Anthropic has disclosed that it stopped a sophisticated AI-driven cyberattack in July 2025 that directly impacted healthcare alongside emergency services, government, and religious institutions. The campaign, tracked as GTG-2002, weaponized Anthropic’s Claude AI to automate nearly every stage of the attack cycle. At least 17 organizations were affected, with attackers exfiltrating personal, financial, and medical records to extort victims for ransoms as high as $500,000. Instead of locking files, the attackers threatened to leak sensitive health and personal data publicly—a strategy that poses immediate risks to patient confidentiality and trust.
The threat actor relied heavily on Claude Code, Anthropic’s agentic coding tool, embedding instructions in a persistent CLAUDE.md file to guide operations. Using AI, they scanned thousands of VPN endpoints, harvested credentials, maintained persistence, and crafted custom malware disguised as legitimate tools. They even modified tunneling utilities like Chisel to avoid detection. More alarmingly, the AI was allowed to make strategic decisions autonomously—choosing which data to steal, prioritizing medical and financial records, and setting ransom demands based on victims’ financial profiles.
For healthcare organizations, the risks are profound.
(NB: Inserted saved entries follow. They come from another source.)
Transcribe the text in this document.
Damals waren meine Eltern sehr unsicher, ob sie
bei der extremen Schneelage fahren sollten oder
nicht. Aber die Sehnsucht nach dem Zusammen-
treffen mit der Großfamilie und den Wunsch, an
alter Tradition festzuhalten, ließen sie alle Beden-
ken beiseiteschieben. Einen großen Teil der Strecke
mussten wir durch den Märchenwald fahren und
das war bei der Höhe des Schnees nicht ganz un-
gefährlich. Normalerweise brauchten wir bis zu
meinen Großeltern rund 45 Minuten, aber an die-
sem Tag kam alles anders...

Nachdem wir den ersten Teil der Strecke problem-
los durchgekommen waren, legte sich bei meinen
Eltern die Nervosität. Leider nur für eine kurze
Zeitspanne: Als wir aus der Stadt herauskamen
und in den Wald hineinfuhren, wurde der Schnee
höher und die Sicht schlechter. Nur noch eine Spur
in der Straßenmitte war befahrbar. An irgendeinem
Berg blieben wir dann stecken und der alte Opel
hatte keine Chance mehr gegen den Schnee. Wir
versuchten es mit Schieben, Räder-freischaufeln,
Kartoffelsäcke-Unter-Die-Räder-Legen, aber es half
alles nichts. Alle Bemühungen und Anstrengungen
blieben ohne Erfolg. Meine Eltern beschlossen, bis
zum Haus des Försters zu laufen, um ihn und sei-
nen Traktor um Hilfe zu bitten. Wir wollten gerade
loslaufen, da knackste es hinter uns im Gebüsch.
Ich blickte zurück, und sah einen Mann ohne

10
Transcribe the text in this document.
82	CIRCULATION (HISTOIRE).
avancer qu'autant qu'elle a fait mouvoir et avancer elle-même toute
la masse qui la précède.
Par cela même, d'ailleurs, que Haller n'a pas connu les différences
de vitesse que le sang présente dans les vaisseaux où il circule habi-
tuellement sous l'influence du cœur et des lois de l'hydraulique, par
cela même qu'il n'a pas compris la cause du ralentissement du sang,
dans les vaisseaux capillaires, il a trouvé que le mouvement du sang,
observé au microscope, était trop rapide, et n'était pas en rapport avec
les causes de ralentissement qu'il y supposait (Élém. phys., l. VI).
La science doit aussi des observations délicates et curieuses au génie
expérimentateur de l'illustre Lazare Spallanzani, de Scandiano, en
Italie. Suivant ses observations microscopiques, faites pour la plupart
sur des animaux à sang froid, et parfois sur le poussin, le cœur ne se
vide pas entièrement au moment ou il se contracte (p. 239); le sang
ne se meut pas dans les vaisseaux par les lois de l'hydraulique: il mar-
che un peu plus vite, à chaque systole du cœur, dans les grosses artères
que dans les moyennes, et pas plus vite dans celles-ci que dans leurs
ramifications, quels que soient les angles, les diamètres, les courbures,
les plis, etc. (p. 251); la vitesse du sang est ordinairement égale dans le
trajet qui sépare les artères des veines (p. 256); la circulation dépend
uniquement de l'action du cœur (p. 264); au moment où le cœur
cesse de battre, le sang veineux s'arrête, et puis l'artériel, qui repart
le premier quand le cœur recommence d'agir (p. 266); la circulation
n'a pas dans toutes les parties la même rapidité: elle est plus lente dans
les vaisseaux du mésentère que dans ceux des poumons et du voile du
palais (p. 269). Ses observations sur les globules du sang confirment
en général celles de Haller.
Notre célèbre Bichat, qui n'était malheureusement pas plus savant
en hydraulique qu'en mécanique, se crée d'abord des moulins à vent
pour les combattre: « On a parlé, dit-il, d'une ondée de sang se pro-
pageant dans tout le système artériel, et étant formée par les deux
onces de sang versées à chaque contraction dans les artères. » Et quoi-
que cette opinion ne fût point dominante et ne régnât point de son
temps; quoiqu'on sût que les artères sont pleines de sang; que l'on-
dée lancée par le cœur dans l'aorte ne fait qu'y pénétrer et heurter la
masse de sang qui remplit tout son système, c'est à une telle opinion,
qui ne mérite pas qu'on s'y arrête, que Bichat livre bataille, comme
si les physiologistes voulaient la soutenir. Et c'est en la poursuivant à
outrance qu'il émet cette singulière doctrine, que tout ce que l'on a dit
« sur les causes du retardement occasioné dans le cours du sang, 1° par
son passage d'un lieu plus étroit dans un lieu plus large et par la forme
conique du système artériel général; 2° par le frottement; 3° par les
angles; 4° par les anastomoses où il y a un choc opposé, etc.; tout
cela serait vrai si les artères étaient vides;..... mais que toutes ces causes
Stolen data included medical certificates, personal identifiers, and treatment-related information, all of which can be weaponized for fraud, blackmail, or resale on criminal markets. By automating extortion strategies, the attackers were able to craft highly targeted ransom notes, raising the pressure on hospitals and clinics already stretched by operational challenges. The scale and speed of these attacks highlight how AI reduces the need for human operators, enabling even unskilled criminals to execute complex, multi-stage intrusions.
Source: anthropic.ai.
Anthropic responded by deploying a custom classifier to detect and block similar misuse of Claude, and shared technical indicators with partners to strengthen defenses. The company also noted other cases where AI has been abused in healthcare-related contexts, such as creating synthetic identities and building ransomware sold on darknet forums. These findings reinforce that AI is not just enhancing cybercrime in theory—it is already being embedded into healthcare-targeted attacks.
For healthcare security teams, GTG-2002 is a warning shot: AI-powered attacks are here, and patient data is a prime target. Hospitals and healthcare providers must strengthen identity controls, restrict third-party AI integrations, and adopt AI-assisted monitoring tools capable of spotting adaptive threats. Ensuring regular offline backups, segmenting clinical and administrative networks, and training staff on the risks of data exposure are critical. Above all, leaders should assume that cybercriminals will continue to use AI to scale and refine attacks, making proactive defenses essential to safeguarding both patient privacy and the continuity of care.